In this extract from Night by Elie Wiesel, he describes his first day in Auschwitz:
Around five o’clock in the morning, we were expelled from the barrack. The Kapos were beating us again, but I no longer felt the pain. A glacial wind was enveloping us. We were naked, holding our shoes and belts. An order: “Run! ” And we ran.
After a few minutes of running, a new barrack. A barrel of foul-smelling liquid stood by the door. Disinfection. Everybody soaked in it. Then came a hot shower. All very fast. As we left the showers, we were chased outside. And ordered to run some more. Another barrack: the storeroom. Very long tables. Mountains of prison garb. As we ran, they threw the clothes at us: pants, jackets, shirts. In a few seconds, we had ceased to be men. Had the situation not been so tragic, we might have laughed. We looked pretty strange! Meir Katz, a colossus, wore a child’s pants, and Stern, a skinny little fellow, was floundering in a huge jacket. We immediately started to switch.
I glanced over at my father. How changed he looked! His eyes were veiled. I wanted to tell him something, but I didn’t know what. The night had passed completely. The morning star shone in the sky. I too had become a different person. The student of Talmud, the child I was, had been consumed by the flames. All that was left was a shape that resembled me. My soul had been invaded—and devoured—by a black flame. So many events had taken place in just a few hours that I had completely lost all notion of time. When had we left our homes? And the ghetto? And the train? Only a week ago? One night? One single night? How long had we been standing in the freezing wind? One hour? A single hour? Sixty minutes? Surely it was a dream.

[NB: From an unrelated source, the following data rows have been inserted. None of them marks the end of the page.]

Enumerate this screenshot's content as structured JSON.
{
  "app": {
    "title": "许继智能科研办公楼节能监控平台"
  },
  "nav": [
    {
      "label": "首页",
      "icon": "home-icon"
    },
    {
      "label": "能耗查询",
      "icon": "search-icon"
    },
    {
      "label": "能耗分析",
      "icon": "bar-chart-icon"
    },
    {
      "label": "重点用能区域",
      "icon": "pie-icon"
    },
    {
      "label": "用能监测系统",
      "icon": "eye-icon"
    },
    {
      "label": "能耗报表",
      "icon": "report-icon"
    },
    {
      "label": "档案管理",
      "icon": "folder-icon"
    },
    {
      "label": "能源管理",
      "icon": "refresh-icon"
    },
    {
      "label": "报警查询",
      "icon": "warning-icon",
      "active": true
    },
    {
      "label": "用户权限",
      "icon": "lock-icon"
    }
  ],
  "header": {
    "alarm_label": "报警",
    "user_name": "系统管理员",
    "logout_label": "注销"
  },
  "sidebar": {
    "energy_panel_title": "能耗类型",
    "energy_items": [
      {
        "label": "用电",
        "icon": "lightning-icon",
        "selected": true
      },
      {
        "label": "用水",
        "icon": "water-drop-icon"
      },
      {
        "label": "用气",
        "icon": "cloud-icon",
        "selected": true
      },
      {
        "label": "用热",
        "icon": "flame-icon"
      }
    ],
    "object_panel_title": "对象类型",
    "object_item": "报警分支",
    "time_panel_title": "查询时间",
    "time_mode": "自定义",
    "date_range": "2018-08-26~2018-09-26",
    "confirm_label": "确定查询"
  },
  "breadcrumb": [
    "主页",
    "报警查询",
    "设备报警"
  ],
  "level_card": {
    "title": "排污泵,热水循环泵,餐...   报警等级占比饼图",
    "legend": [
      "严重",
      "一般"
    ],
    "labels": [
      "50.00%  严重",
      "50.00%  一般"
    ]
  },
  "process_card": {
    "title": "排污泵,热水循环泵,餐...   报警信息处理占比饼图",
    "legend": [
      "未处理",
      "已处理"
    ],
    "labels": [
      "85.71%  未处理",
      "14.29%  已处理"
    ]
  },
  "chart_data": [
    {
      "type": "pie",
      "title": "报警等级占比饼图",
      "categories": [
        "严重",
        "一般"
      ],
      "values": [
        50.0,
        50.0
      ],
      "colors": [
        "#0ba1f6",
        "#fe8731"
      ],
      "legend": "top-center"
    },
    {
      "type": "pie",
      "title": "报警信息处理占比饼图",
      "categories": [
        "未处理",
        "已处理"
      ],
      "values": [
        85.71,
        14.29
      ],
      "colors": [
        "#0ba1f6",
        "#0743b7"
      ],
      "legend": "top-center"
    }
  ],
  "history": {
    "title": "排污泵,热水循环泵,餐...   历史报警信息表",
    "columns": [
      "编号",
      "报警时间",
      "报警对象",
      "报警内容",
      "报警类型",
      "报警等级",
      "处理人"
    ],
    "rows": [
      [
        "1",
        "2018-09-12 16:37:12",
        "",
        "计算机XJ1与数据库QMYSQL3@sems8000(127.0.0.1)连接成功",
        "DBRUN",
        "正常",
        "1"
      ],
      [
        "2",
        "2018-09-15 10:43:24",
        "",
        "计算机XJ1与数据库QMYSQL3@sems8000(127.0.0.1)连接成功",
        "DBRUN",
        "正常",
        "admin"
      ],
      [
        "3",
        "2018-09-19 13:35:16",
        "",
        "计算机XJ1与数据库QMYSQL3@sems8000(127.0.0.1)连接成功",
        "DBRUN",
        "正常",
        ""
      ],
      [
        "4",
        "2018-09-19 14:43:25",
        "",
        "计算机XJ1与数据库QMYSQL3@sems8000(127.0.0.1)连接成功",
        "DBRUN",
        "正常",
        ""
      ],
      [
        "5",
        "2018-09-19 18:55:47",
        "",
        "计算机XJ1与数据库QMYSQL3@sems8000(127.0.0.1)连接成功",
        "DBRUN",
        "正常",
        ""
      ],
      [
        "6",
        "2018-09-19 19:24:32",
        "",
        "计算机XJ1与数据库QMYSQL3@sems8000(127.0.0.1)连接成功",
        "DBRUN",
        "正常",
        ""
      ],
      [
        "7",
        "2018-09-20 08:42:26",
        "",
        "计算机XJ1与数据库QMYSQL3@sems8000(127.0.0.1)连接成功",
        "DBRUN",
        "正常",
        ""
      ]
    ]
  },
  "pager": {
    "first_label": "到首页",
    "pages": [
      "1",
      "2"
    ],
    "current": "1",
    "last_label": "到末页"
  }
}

Not far from us, prisoners were at work. Some were digging holes, others were carrying sand. None as much as glanced at us. We were withered trees in the heart of the desert. Behind me, people were talking. I had no desire to listen to what they were saying, or to know who was speaking and what about. Nobody dared raise his voice, even though there was no guard around. We whispered. Perhaps because of the thick smoke that poisoned the air and stung the throat.
We were herded into yet another barrack, inside the Gypsy camp. We fell into ranks of five… There was no floor. A roof and four walls. Our feet sank into the mud.
Again, the waiting. I fell asleep standing up. I dreamed of a bed, of my mother’s hand on my face. I woke: I was standing, my feet in the mud. Some people collapsed, sliding into the mud. Others shouted: “Are you crazy? We were told to stand. Do you want to get us all in trouble?”
As if all the troubles in the world were not already upon us. Little by little, we all sat down in the mud. But we had to get up whenever a Kapo came in to check if, by chance, somebody had a new pair of shoes. If so, we had to hand them over. No use protesting; the blows multiplied and, in the end, one still had to hand them over. I had new shoes myself. But as they were covered with a thick coat of mud, they had not been noticed. I thanked God, in an improvised prayer, for having created mud in His infinite and wondrous universe.
Suddenly, the silence became more oppressive. An SS officer had come in and, with him, the smell of the Angel of Death. We stared at his fleshy lips. He harangued us from the center of the barrack: “You are in a concentration camp. In Auschwitz.” A pause. He was observing the effect his words had produced. His face remains in my memory to this day. A tall man, in his thirties, crime written all over his forehead and his gaze. He looked at us as one would a pack of leprous dogs clinging to life.
“Remember,” he went on. “Remember it always, let it be engraved in your memories. You are in Auschwitz. And Auschwitz is not a convalescent home. It is a concentration camp. Here, you must work. If you don’t you will go straight to the chimney. To the crematorium. Work or crematorium—the choice is yours.”
We had already lived through a lot that night. We thought that nothing could frighten us anymore. But his harsh words sent shivers through us. The word “chimney” here was not an abstraction; it floated in the air, mingled with the smoke. It was, perhaps, the only word that had a real meaning in this place.